Karishma has been nominated amongst the top ten transfer pricing advisors in India by International tax review. She was leading the transfer pricing practice for Grant Thornton in India and had been with them for almost 10 years. During her leadership their practice was voted as the best transfer pricing practice in India during three out of five years – World Finance (2009 and 2010) and Legal awards, in 2013. Karishma has advised more than 300 clients over her professional career span in Grant Thornton. Prior to Grant Thornton, Karishma has also worked in PwC for five years.

She is specialised in advising clients in the field of pharmaceuticals and Information Technology.
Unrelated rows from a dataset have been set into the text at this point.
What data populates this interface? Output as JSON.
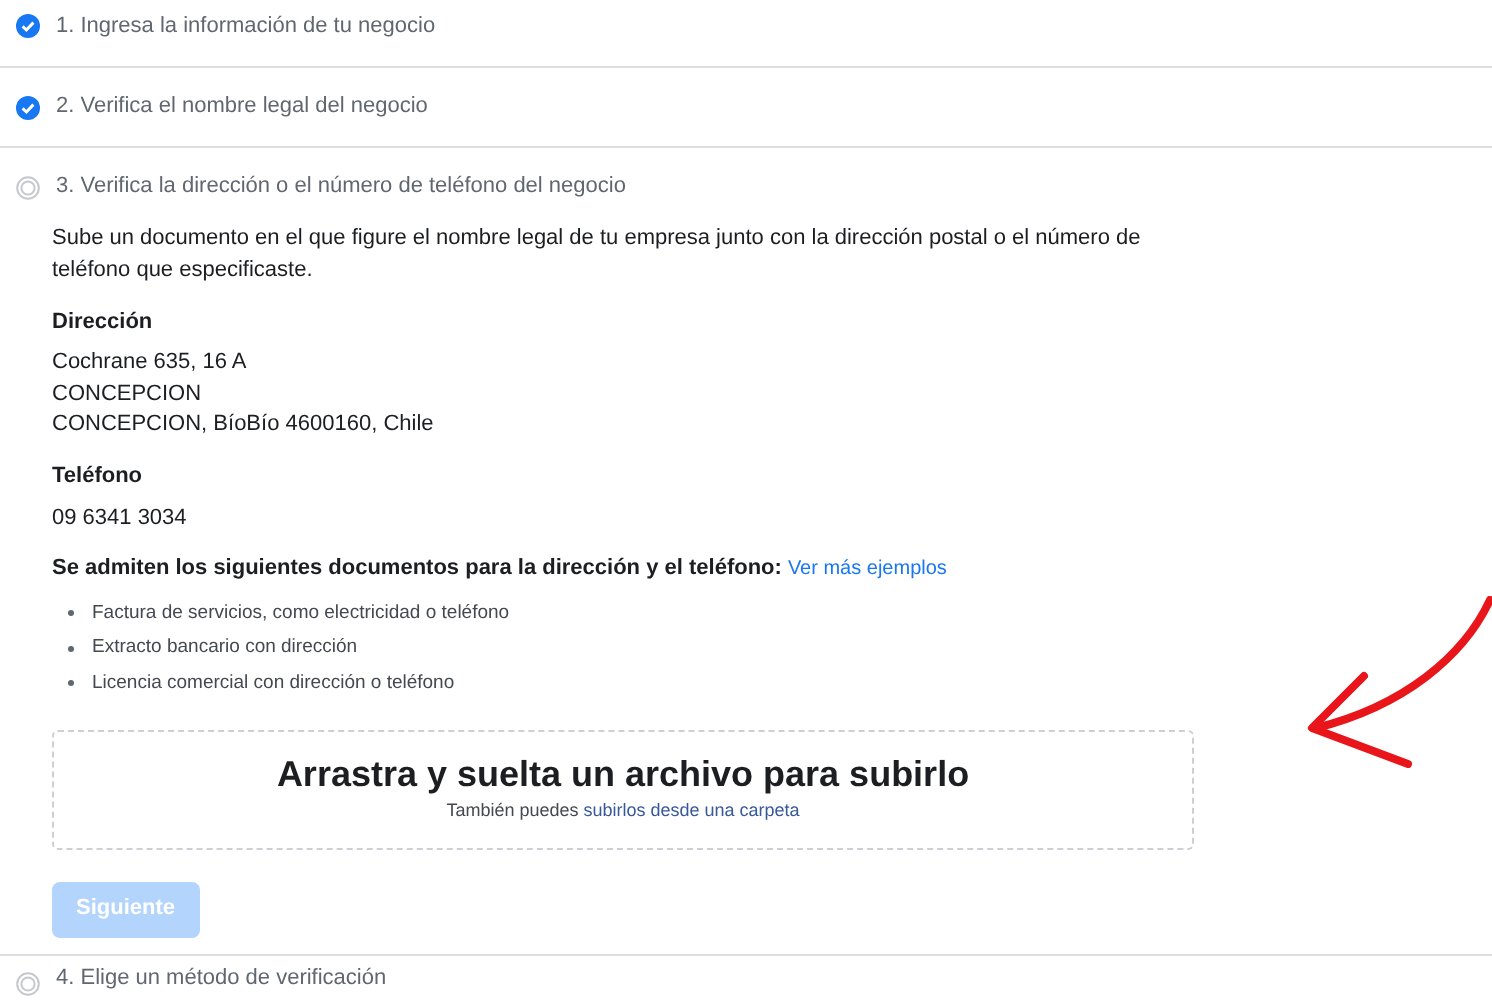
{
  "steps": [
    {
      "label": "1. Ingresa la información de tu negocio",
      "checked": true,
      "expanded": false
    },
    {
      "label": "2. Verifica el nombre legal del negocio",
      "checked": true,
      "expanded": false
    },
    {
      "label": "3. Verifica la dirección o el número de teléfono del negocio",
      "checked": false,
      "expanded": true
    },
    {
      "label": "4. Elige un método de verificación",
      "checked": false,
      "expanded": false
    }
  ],
  "details": {
    "intro": "Sube un documento en el que figure el nombre legal de tu empresa junto con la dirección postal o el número de teléfono que especificaste.",
    "address_heading": "Dirección",
    "address_lines": [
      "Cochrane 635, 16 A",
      "CONCEPCION",
      "CONCEPCION, BíoBío 4600160, Chile"
    ],
    "phone_heading": "Teléfono",
    "phone": "09 6341 3034",
    "documents_heading": "Se admiten los siguientes documentos para la dirección y el teléfono:",
    "documents_link": "Ver más ejemplos",
    "documents": [
      "Factura de servicios, como electricidad o teléfono",
      "Extracto bancario con dirección",
      "Licencia comercial con dirección o teléfono"
    ],
    "dropzone": {
      "title": "Arrastra y suelta un archivo para subirlo",
      "hint": "También puedes",
      "hint_link": "subirlos desde una carpeta"
    },
    "next_button": {
      "label": "Siguiente",
      "disabled": true
    }
  }
}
She has also written numerous articles and papers for the International Tax Review, BNA, Tax Analyst, Outsourcing, Economic Times, HBL, among others. Karishma has successfully argued high stake matters having complex TP issues before ITATs which are now binding precedents in law. She is also handling complex APA and MAP engagements and have been instrumental in concluding a recent APA for the ITES sector which has one of the lowest mark-ups agreed in India so far.


Rajan Sachdev

Partner

KPMG in India

Building No. 10,
8th Floor, Tower B & C, DLF Cyber City, Phase II
Gurgaon Haryana 122 002
Tel: +91 124307 4104
rsachdev@kpmg.com

Rajan has 20 years of experience in providing tax advisory services to multinational corporations in areas including cross-border structuring, transfer pricing and international taxation. He has successfully led large multi-disciplinary teams on global assignments involving intricate tax issues, working closely with professional colleagues across multiple jurisdictions.

He has led global tax strategies for key businesses in countries including India, China, Singapore, Japan, Australia and New Zealand.

Rajan believes his forte lies in closely understanding businesses, strategies and key management variables. Such understanding constitutes the core of any transfer pricing analysis and forms the basis for evolving meaningful economic analysis that is grounded in commercial principles. It is this ability that helped him to successfully lead a multi-jurisdictional x-los team to design and integrate a complex TESCM (tax efficient supply chain management) project for one of his clients, which also qualified as one of India's initial few integrated projects involving end-to-end solutions on in-sourcing of multiple manufacturing lines, vendor bases and supply chains.